Trade wars appear to be on the horizon, and just about everyone seems to be jumping on the tariffs bandwagon

The statements, views and opinions expressed in this column are solely those of the author and do not necessarily represent those of this site. This site does not give financial, investment or medical advice.

Much like those in Europe who have been expressing their displeasure with Trump’s decision to levy tariffs on them despite their please, such as the EU Commission President Jean Claude Juncker, French President Emmanuel Macron, and German Chancellor Angela Merkel, Canada’s Prime Minister, Justin Trudeau is lashing out against Trump’s foreign economic policy and threatening a retaliatory response.

The Sydney Morning Herald reports:

Ottawa: Canadian Prime Minister Justin Trudeau is furious at the Trump administration’s new tariffs to be imposed from Friday on Canadian, Mexican and European steel and aluminium.

The European Union says it is ready to retaliate immediately, with European Commission President Jean-Claude Juncker calling the metals crackdown “protectionism, pure and simple”.

While French President Emmanuel Macron labelled them a mistake.

The move, announced by US Commerce Secretary Wilbur Ross in a telephone briefing on Thursday, ended months of uncertainty about potential tariff exemptions and suggested a hardening of the Trump administration’s approach to trade negotiations. The reaction was swift.

In a long series of Twitter posts, possibly designed to speak to US President Donald Trump directly, Trudeau called the measures an “attack” and “unacceptable”, and announced retaliatory measures.

“We are imposing dollar for dollar tariffs for every dollar levied against Canadians by the US,” he wrote.

He added Canada would challenge the “illegal” measures under North American Free Trade Agreement and the World Trade Organisation rules, and finished by taking a swipe at Trump’s leadership style.

“We have to believe that at some point their common sense will prevail. But we see no sign of that in this action today by the US administration.”

A 25 per cent tariff on steel imports and 10 per cent tariff on aluminium imports would be imposed on the EU, Canada and Mexico starting at midnight local time, Ross told reporters.

Canada would then impose retaliatory tariffs on $C16.6 billion ($16.93 billion) worth of US exports and those will stay in place until the US lifts its own measures, Foreign Minister Chrystia Freeland said.

“The American administration has made a decision today that we deplore and obviously is going to lead to retaliatory measures, as it must,” a visibly annoyed Trudeau said at a news conference with Freeland on Thursday.

“We regret that. We would much rather move together in partnership.”

Trudeau said that in NAFTA talks, Canada, the US and Mexico had come so close to a deal he had offered to meet Trump in Washington.

But he said US Vice-President Mike Pence told him on Tuesday that as a precondition for that meeting, Trudeau would have to agree to a five-year sunset clause. He refused.

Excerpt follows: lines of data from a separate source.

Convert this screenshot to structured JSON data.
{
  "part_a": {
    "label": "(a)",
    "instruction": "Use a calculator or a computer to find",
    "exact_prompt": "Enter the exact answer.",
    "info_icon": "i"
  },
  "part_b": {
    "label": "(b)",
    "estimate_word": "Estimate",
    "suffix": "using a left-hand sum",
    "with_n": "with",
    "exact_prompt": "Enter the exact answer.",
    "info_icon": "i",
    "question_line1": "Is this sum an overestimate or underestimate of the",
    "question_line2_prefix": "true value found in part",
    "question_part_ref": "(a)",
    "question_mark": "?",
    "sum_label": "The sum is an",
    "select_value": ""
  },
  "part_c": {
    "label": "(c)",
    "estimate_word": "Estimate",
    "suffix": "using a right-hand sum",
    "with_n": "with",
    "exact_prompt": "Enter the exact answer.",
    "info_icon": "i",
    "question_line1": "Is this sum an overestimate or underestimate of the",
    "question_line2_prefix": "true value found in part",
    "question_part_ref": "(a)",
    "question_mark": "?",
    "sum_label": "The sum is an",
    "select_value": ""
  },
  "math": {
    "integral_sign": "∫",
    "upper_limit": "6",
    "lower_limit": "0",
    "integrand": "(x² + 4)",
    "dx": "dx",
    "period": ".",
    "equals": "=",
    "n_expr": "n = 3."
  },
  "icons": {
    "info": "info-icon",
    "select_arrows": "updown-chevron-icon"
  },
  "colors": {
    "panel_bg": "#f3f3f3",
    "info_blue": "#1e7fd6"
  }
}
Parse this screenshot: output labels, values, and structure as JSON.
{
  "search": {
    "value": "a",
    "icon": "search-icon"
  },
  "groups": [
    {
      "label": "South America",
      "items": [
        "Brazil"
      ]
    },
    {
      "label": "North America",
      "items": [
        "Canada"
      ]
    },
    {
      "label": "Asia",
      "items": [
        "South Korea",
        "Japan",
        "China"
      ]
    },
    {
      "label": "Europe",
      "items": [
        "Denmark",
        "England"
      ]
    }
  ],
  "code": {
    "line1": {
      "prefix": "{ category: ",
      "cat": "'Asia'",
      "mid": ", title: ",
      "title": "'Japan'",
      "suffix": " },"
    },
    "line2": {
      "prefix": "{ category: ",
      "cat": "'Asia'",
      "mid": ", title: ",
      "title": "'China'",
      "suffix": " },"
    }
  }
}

“There was the broad lines of a decent win-win-win deal on the table,” Trudeau said.

Rather than immediately caving to Trump’s demands for a ‘better deal’ for America, US trade partners are increasingly getting fed up with Trump’s vision of global trade and the concept that America alone should come out on top in every trade scenario at the loss of everyone else. Trade wars appear to be on the horizon, and just about everyone seems to be jumping on the tariffs bandwagon.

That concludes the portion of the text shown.